CHAPITRE XXXIV
(SUITE DU PRÉCÉDENT.)
L’Europe prend des villes réputées imprenables, et elle a peur. Avec une poignée de soldats, elle remporte au loin des victoires éclatantes sur des ennemis puissants, et elle a peur. Quatre millions de baïonnettes veillent à sa défense, et elle a peur.
Elle dompte les éléments, elle supprime les distances, elle chante avec orgueil les miracles de son industrie ; l’or en abondance coule de ses mains ; dans ses vêtements, la soie a remplacé la bure ; la nature entière est devenue tributaire de son luxe ; sa vie ressemble au festin de Balthasar, et elle a peur. La peur est partout.

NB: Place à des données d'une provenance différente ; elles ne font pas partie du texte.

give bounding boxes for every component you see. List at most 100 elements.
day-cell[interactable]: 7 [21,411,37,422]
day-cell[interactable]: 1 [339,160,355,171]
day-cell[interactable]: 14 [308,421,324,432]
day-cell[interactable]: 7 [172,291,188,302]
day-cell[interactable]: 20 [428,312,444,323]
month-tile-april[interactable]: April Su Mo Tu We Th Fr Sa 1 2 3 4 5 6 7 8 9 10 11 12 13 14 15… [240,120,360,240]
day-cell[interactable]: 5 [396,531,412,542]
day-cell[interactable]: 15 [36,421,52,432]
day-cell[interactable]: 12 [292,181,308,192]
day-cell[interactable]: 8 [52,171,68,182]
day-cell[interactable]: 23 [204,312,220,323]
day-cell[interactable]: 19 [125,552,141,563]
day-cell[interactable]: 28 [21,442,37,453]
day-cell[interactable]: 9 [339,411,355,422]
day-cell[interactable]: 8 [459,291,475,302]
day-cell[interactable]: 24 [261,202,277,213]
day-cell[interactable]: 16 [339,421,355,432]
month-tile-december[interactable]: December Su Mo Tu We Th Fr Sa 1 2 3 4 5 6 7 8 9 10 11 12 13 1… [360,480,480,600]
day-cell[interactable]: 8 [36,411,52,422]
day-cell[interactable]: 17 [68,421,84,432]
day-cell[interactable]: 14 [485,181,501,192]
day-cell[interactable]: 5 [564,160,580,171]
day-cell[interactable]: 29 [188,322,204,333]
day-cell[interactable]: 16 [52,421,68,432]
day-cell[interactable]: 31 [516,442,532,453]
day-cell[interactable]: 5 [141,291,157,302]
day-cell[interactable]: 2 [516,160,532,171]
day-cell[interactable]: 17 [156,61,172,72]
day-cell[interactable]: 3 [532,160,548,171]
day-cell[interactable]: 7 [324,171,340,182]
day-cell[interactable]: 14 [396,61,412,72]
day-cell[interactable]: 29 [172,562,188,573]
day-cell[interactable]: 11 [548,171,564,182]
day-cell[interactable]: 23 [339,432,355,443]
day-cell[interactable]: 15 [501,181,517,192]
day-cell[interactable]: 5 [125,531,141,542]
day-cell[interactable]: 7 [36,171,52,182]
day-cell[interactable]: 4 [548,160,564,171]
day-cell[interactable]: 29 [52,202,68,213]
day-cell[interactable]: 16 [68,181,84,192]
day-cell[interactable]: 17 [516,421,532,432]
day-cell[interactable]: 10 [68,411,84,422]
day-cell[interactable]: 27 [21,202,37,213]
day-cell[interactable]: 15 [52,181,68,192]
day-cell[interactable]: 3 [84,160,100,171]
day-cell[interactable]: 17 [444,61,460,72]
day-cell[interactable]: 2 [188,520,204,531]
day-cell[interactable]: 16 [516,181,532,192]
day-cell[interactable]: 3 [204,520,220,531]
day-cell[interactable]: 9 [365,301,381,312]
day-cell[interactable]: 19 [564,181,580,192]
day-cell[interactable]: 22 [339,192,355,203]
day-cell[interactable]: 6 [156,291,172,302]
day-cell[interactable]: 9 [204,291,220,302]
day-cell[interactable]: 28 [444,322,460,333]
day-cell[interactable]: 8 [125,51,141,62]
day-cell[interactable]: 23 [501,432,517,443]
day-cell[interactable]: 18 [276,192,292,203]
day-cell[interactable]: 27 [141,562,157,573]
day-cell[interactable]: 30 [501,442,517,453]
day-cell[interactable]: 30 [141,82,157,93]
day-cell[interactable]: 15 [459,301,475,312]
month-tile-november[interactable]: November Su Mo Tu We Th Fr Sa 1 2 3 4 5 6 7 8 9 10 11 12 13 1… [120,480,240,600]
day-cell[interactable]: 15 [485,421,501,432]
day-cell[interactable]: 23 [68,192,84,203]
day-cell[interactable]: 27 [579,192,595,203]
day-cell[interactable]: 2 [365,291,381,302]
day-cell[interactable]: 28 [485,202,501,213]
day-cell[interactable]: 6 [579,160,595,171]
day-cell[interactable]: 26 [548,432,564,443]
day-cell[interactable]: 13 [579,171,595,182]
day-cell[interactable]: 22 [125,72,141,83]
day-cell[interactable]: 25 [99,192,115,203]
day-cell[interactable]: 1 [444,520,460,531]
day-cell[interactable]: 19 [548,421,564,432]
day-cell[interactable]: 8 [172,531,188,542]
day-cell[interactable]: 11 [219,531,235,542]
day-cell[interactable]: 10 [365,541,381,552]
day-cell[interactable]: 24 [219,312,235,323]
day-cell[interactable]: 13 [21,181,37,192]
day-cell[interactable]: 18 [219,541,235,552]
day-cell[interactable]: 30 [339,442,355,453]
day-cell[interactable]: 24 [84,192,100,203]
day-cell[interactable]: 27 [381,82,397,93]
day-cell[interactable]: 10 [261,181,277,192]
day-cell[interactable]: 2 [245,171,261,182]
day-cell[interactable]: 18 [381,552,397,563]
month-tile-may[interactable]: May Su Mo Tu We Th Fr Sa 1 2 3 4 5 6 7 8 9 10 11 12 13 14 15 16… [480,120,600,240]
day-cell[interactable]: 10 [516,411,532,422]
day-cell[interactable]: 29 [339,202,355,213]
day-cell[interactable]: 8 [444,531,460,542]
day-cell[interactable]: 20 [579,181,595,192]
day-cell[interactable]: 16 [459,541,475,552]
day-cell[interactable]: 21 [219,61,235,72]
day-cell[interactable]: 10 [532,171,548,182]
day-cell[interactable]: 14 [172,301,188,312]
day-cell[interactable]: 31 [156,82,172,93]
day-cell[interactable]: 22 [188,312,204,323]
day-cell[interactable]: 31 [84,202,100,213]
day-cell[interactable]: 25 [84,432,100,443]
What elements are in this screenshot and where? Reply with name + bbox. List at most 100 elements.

Les nations ont peur des nations. Les rois ont peur des peuples ; les peuples ont peur des rois. L’homme a peur de l’homme. La société a peur du présent et plus peur de l’avenir. Elle a peur de quelqu’un ou de quelque chose, dont le nom est un mystère.
Pourquoi a-t-elle peur ? Parce que l’instinct de sa conservation l’avertit qu’elle n’est plus régie par l’Esprit de vérité, de justice, de charité, sans lequel il n’y a ni ordre possible, ni société durable, ni sécurité pour personne. Ces craintes ne sont pas vaines. Pour les nations comme pour les individus, entre la Cité du bien et la Cité du mal, entre Bélial et Jésus-Christ : pas de milieu.

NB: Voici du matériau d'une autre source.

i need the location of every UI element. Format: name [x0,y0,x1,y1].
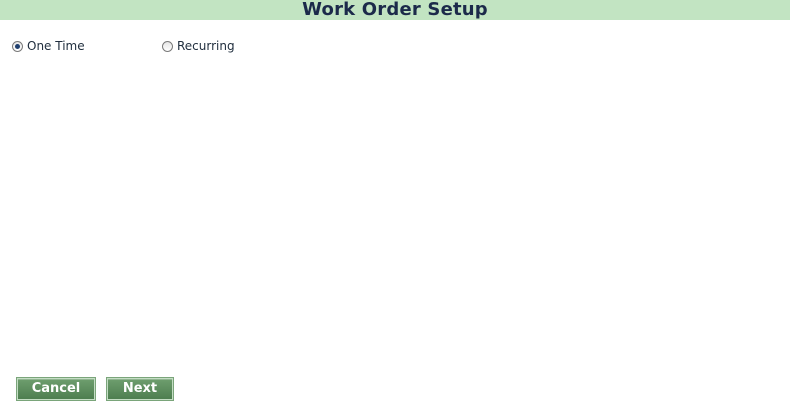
page-title: Work Order Setup [302,0,488,20]
recurring-option[interactable]: Recurring [162,38,235,54]
one-time-option[interactable]: One Time [12,38,85,54]
work-order-setup-page: Work Order Setup One Time Recurring Canc… [0,0,790,405]
recurring-label[interactable]: Recurring [177,38,235,54]
cancel-button[interactable]: Cancel [17,378,95,400]
one-time-radio[interactable] [12,40,23,52]
title-bar: Work Order Setup [0,0,790,20]
recurring-radio[interactable] [162,40,173,52]
one-time-label[interactable]: One Time [27,38,85,54]
next-button[interactable]: Next [107,378,173,400]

Or, en revenant dans le monde, Satan, quoi qu’en disent ses apologistes, y revient tel qu’il est, tel qu’il a toujours été, tel qu’il sera toujours : la HAINE. Forçat de l’enfer, qu’il sorte du bagne, débarrassé de la puissante camisole de force qu’on appelle le catholicisme, et nous verrons ce qu’il fera.
Orgueil et cruauté, mensonge et volupté, il fera demain ce qu’il a fait à toutes les époques, où il fut Dieu et Roi, ce qu’il continue de faire chez toutes les nations soumises encore à son empire. La guerre sera partout ; le sol se couvrira de ruines. On verra couler des fleuves de larmes et des fleuves de sang. L’humanité avilie subira des outrages inconnus dans l’histoire : châtiment adéquat d’une révolte contre le Saint-Esprit, sans analogue dans les annales des peuples chrétiens.
A moins d’un miracle, tel est, il ne faut pas se le dissimuler, l’abîme béant vers lequel nous marchons. Comment nous arrêter sur la pente ? Arrière tous les moyens de salut de la sagesse humaine. Non, cent fois non :
l’Europe infidèle au Saint-Esprit ne sera sauvée ni par la philosophie, ni par la diplomatie, ni par l’absolutisme, ni par la démocratie, ni par l’or, ni par l’industrie, ni par les arts, ni par l’agiotage, ni par la vapeur, ni par l’électricité, ni par le luxe, ni par les beaux discours, ni par les baïonnettes, ni par les canons rayés, ni par les navires cuirassés. Comment donc sera-t-elle sauvée, si elle doit l’être ?
La réponse est facile. Perdu pour s’être livré à l’Esprit du mal, le monde moderne, comme le monde ancien, ne sera sauvé, qu’en se donnant à l’Esprit du bien. L’enfant prodigue ne retrouve la vie qu’en retournant à son père.